For those of us who have been thinking about e commerce and the reasons for people not taking to it in large numbers for decades, the COVID-19 related lockdowns gave much to reflect on. Below is an excerpt from something I wrote in the first weeks of the Sri Lankan lockdown in the Daily FT and also in Sinhala.
E commerce vendors in Sri Lanka were having a hard time making sales. And these were companies that were dealing with items that do not go bad. The demand that spiked in the past weeks was mostly for goods such as dairy, fruit and vegetables that require care in storage and transportation. Obviously, any system that is designed for a low level of use will experience difficulties when there is a sudden spike in demand. And with perishables for which the greatest demand arose, the systems had to be developed from scratch.
Some supermarkets which had not made any arrangements for e commerce announced telephone numbers to receive orders which were flooded with calls. Lacking the software and agents needed to handle multiple simultaneous calls, those numbers generated frustration instead of orders. Others had low-volume Internet-based platforms which also crashed because of high volumes of orders. Both did not have the requisite backends set up. The success of e commerce giants such as Amazon and Alibaba rests also entirely on standardized packaging, computerized (and robotic) retrieval, and the efficiency of their warehouses and logistics.
Simplifying order taking by use of standard bundles or forms is one way that retailers can manage demand in the short term. If they have the prior orders of customers in loyalty databases, it may also be possible to simplify order taking and alleviate the frustration of potential customers.
The far end of e commerce
Given the difficulties many potential users have had in understanding the difficulties of scaling up the customer facing side of e commerce it should come as no surprise that there is even greater ignorance about the far end of the supply chains. For a chicken to be delivered to a customer by a retailer an enormously complex set of transactions over a period of months is required. If any parts of the supply chain break, the repercussions will work their way through the chain and impact the customer immediately or in a few weeks or months.

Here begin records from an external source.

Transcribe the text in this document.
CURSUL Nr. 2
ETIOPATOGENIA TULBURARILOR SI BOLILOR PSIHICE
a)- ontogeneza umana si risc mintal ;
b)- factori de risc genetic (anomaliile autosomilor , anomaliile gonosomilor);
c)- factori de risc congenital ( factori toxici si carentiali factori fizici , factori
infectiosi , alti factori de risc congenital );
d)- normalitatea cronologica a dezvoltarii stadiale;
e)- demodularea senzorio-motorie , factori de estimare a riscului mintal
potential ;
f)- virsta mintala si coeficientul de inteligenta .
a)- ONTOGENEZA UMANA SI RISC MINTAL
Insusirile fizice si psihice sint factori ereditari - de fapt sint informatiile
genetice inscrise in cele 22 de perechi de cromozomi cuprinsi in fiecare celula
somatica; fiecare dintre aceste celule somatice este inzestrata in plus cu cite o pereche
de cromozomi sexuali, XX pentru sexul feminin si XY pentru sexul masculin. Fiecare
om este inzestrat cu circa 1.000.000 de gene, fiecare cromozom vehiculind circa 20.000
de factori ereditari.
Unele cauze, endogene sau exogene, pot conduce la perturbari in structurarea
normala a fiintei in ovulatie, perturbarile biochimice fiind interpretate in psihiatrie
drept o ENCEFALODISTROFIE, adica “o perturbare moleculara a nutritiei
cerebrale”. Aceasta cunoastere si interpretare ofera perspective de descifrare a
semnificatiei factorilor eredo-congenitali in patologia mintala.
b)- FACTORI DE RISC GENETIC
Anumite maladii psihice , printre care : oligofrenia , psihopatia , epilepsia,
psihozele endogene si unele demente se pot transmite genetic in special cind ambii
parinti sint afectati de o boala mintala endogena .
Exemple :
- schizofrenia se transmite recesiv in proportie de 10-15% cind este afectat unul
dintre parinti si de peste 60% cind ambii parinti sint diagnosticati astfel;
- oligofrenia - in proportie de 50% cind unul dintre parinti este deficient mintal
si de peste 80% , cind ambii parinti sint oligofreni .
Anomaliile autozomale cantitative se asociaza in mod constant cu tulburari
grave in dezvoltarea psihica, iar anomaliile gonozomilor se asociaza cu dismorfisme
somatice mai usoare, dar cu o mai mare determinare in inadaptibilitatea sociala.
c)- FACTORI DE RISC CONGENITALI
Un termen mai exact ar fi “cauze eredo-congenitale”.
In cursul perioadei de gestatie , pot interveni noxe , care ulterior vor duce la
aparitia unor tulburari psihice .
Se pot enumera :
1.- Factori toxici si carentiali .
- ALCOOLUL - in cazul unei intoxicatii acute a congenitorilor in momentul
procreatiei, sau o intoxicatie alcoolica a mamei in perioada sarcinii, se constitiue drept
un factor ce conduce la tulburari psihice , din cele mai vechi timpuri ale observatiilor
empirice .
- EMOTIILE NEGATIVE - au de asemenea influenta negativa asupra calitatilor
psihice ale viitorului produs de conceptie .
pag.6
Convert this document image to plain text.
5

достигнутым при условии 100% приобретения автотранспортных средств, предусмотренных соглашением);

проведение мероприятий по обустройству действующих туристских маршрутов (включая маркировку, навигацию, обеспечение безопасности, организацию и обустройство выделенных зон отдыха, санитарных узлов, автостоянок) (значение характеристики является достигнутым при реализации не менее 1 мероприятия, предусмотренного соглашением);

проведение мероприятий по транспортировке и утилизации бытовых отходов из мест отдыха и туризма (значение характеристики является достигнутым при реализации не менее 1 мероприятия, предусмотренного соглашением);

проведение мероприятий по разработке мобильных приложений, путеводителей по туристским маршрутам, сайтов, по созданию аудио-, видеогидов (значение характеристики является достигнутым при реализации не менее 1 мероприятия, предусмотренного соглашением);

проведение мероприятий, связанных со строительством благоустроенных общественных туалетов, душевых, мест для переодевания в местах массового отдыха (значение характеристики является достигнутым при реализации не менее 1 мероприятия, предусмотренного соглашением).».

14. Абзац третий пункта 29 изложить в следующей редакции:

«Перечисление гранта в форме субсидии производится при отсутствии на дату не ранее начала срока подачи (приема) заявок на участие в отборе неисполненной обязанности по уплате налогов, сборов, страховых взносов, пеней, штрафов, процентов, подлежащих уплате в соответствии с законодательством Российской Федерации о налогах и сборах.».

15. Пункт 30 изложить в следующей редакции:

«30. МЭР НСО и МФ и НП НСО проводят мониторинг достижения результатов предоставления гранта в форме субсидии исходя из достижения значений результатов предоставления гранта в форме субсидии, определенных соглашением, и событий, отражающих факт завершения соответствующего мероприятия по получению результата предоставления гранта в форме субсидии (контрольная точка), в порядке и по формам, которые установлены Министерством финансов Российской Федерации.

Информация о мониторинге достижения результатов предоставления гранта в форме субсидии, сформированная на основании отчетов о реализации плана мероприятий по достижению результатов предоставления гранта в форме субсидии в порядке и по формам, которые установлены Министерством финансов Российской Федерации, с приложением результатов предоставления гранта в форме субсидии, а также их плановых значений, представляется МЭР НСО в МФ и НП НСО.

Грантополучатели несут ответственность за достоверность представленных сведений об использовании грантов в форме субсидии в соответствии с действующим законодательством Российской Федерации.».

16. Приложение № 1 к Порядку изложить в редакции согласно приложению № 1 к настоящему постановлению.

I was observing the level of unhappiness and even anger that was being displayed on the various Facebook groups and on Twitter. My above comments posited lack of knowledge as the possible cause. The article in OneZero suggests that expectations have played a bigger role. I should have caught this, because the changes in citizen expectations caused by the mobile operators in developing countries played a significant role in our thinking when we studied service delivery in Bangladesh, India and Sri Lanka, a few years back.
According to Devon Powers, an associate professor of advertising at Temple University whose research focuses on consumer culture, a major issue is that people expect Amazon-speed fulfillment from smaller retailers, which are working with already limited resources in the middle of a pandemic.
“Consumers are understandably really frustrated because we’ve seen all of these hiccups in the supply chain,” Powers says, and no store can match Amazon. “Part of what they’re frustrated at is they’re starting to see how retail actually works.”